Comment mesurer le ROI de la numérisation des achats ?

Quatre indicateurs clés suffisent : (1) coût procédural par commande (avant/après), (2) part de l’achat sauvage dans le volume global, (3) délai moyen de traitement par opération d’achat, (4) économies réalisées grâce au regroupement et à de meilleures conditions tarifaires. Une bonne plateforme S2P suit automatiquement ces indicateurs clés (KPI) et fournit chaque mois au CFO des rapports détaillés.

Quels risques comporte la numérisation des achats ?

Le principal risque n’est pas technologique, mais lié à une adoption insuffisante. Si les collaborateurs contournent la nouvelle plateforme pour continuer à commander par e-mail, l’investissement est perdu.
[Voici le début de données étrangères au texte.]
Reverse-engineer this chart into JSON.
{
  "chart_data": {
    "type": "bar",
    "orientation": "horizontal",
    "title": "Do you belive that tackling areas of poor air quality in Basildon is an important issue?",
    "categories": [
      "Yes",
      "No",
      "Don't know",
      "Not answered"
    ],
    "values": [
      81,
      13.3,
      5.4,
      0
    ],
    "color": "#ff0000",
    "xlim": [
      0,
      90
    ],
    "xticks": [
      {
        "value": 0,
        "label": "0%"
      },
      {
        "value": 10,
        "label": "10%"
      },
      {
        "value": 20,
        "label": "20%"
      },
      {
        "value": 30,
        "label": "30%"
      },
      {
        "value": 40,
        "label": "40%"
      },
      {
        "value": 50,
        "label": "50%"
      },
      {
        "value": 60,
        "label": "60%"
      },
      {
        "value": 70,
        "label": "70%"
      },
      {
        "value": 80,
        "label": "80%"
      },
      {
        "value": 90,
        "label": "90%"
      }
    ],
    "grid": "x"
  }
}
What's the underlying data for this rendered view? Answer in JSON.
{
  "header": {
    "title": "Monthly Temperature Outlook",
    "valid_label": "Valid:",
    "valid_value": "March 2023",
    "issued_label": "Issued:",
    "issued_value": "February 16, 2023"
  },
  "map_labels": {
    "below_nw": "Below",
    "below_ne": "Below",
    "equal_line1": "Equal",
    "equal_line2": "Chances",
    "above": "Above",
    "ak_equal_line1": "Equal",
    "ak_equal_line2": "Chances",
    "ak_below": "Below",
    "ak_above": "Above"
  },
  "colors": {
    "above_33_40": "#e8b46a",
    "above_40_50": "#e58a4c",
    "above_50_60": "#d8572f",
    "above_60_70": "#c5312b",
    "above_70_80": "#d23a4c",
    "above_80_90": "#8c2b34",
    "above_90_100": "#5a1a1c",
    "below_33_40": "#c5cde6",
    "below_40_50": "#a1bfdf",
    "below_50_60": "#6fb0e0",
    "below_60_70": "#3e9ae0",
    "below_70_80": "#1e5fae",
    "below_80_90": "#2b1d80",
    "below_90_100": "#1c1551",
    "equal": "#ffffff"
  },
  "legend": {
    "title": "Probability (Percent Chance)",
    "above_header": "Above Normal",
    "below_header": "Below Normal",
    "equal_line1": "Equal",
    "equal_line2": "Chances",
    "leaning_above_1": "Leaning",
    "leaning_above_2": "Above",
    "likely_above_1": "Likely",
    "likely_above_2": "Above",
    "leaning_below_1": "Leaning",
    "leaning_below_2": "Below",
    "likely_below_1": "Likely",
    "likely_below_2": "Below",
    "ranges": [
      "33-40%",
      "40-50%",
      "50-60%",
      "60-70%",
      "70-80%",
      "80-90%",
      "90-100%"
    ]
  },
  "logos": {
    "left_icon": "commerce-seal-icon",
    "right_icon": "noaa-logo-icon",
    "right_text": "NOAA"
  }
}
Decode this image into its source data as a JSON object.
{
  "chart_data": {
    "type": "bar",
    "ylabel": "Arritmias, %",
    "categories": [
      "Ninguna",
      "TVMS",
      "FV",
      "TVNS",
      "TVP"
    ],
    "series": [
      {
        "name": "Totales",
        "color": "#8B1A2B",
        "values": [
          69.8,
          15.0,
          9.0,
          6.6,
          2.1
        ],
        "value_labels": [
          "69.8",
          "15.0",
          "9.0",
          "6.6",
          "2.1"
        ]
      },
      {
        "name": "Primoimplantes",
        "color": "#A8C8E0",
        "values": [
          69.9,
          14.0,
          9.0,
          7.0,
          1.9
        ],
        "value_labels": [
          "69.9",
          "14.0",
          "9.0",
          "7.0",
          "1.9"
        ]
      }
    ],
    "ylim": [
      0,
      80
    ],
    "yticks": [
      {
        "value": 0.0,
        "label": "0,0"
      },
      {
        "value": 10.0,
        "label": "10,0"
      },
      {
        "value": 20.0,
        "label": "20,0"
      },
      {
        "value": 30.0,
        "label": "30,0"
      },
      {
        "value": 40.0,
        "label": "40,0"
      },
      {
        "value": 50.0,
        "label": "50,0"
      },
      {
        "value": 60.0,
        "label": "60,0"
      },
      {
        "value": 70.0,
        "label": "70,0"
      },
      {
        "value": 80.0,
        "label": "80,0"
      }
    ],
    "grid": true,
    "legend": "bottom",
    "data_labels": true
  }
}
Les facteurs de succès sont : des politiques d’achats clairement définies, un programme de formation adapté, un pilotage assuré par le directeur des achats (CPO) ou le CFO, et un processus de validation strict qui bloque toute commande passée hors du système. Sur le plan technique, la migration des données (données fournisseurs, contrats) constitue l’obstacle le plus fréquent.